The enormous stone Church, like the houses of the Arekuna Pemon natives in the town, was being prepared for an imminent gathering: the first communion of some 50 boys and girls.
This would have struck me as odd had I not known the history of the town, the history of America in general and about the large number of evangelic missions that, as of the second half of the past century, flooded the Venezuelan Amazon and Gran Sabana.
After two days on the road, it struck me as hugely ironic that I had traveled so far from Caracas only to have the time to go into a Catholic Church to hear the liturgy (a mix of the Gospel and native Venezuelan world-views), to take pictures of uncomfortable little girls in flamboyant white dresses.
The passionate soccer match outside came to a halt, bathroom stalls were set up at a nearby pipe, cachiri and cassava began to be cooked and everyone, almost without exception, crowded together to bless those who were being initiated through the body and blood of Christ.
The leader of the community gave us a warm welcome and offered us a place to sleep in. We had brought a tent and had planned to set up camp where the tourists who visit the town throughout the year usually do so, but they insisted and we didn’t want to turn down their hospitality.
The friend of ours introduced us to one of the teachers of the school where the children learn all of the basic things taught at any school, and things related to their culture also, in both Spanish and Arekuna.
Surviving is slowly becoming one of the thorny issues facing the people of the community. The lands are increasingly infertile (the Gran Sabana isn’t exactly known for its fertility) and digging for gold is becoming the only profitable activity in the region.

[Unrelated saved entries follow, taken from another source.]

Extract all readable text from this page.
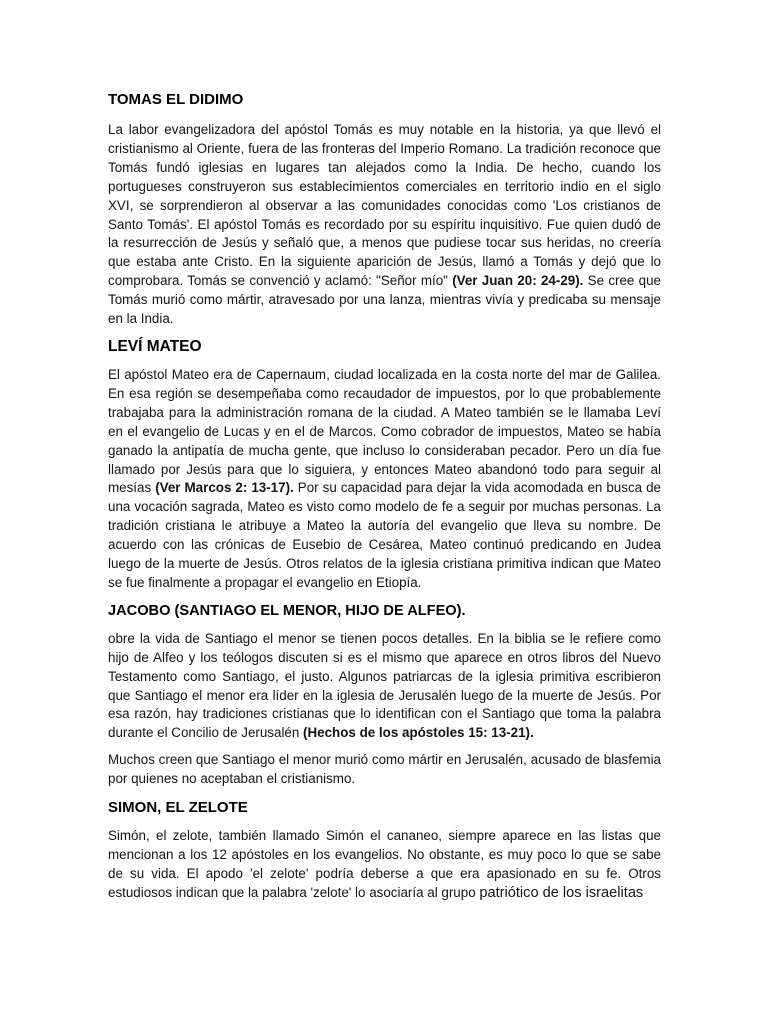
TOMAS EL DIDIMO

La labor evangelizadora del apóstol Tomás es muy notable en la historia, ya que llevó el cristianismo al Oriente, fuera de las fronteras del Imperio Romano. La tradición reconoce que Tomás fundó iglesias en lugares tan alejados como la India. De hecho, cuando los portugueses construyeron sus establecimientos comerciales en territorio indio en el siglo XVI, se sorprendieron al observar a las comunidades conocidas como 'Los cristianos de Santo Tomás'. El apóstol Tomás es recordado por su espíritu inquisitivo. Fue quien dudó de la resurrección de Jesús y señaló que, a menos que pudiese tocar sus heridas, no creería que estaba ante Cristo. En la siguiente aparición de Jesús, llamó a Tomás y dejó que lo comprobara. Tomás se convenció y aclamó: "Señor mío" (Ver Juan 20: 24-29). Se cree que Tomás murió como mártir, atravesado por una lanza, mientras vivía y predicaba su mensaje en la India.

LEVÍ MATEO

El apóstol Mateo era de Capernaum, ciudad localizada en la costa norte del mar de Galilea. En esa región se desempeñaba como recaudador de impuestos, por lo que probablemente trabajaba para la administración romana de la ciudad. A Mateo también se le llamaba Leví en el evangelio de Lucas y en el de Marcos. Como cobrador de impuestos, Mateo se había ganado la antipatía de mucha gente, que incluso lo consideraban pecador. Pero un día fue llamado por Jesús para que lo siguiera, y entonces Mateo abandonó todo para seguir al mesías (Ver Marcos 2: 13-17). Por su capacidad para dejar la vida acomodada en busca de una vocación sagrada, Mateo es visto como modelo de fe a seguir por muchas personas. La tradición cristiana le atribuye a Mateo la autoría del evangelio que lleva su nombre. De acuerdo con las crónicas de Eusebio de Cesárea, Mateo continuó predicando en Judea luego de la muerte de Jesús. Otros relatos de la iglesia cristiana primitiva indican que Mateo se fue finalmente a propagar el evangelio en Etiopía.

JACOBO (SANTIAGO EL MENOR, HIJO DE ALFEO).

obre la vida de Santiago el menor se tienen pocos detalles. En la biblia se le refiere como hijo de Alfeo y los teólogos discuten si es el mismo que aparece en otros libros del Nuevo Testamento como Santiago, el justo. Algunos patriarcas de la iglesia primitiva escribieron que Santiago el menor era líder en la iglesia de Jerusalén luego de la muerte de Jesús. Por esa razón, hay tradiciones cristianas que lo identifican con el Santiago que toma la palabra durante el Concilio de Jerusalén (Hechos de los apóstoles 15: 13-21).

Muchos creen que Santiago el menor murió como mártir en Jerusalén, acusado de blasfemia por quienes no aceptaban el cristianismo.

SIMON, EL ZELOTE

Simón, el zelote, también llamado Simón el cananeo, siempre aparece en las listas que mencionan a los 12 apóstoles en los evangelios. No obstante, es muy poco lo que se sabe de su vida. El apodo 'el zelote' podría deberse a que era apasionado en su fe. Otros estudiosos indican que la palabra 'zelote' lo asociaría al grupo patriótico de los israelitas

Our friend is sad for long periods. He drinks cachiri to forget the fact that, though he dislikes the idea, he will also have to start digging for gold illegally at some point. It is not the path to follow, he tells us, “we can’t destroy the earth that way,” but, in his eyes, one senses exhaustion. Even though he studies at the Indigenous University there and has options that his friends do not, he has no idea what the future will bring. The worst is what comes along with the gold and the tourists who arrive every year in their 4x4s and their speakers blaring reggaeton music. Many of his friends are already doing drugs.
The Pemon natives, peaceful and sweet by nature, also disapprove of the increasingly frequent marriages with non-natives. These men go in search of better living conditions or quite simply fall in love and bring their partners into the community. Though divorce is something natural for them, marriage is sacred to them.
We prepare for the trip back to Caracas early in the morning. Reaching the highway that splits the Gran Sabana in two is harder than traveling from Caracas to Kavanayen, but we were lucky enough to run into one of those men who go around indigenous communities buying gold from them. He offers us a free lift and even shows us that golden dust, over which so many people have died, and thanks to which many people in and outside the Gran Sabana manage to survive and even live a life of luxury.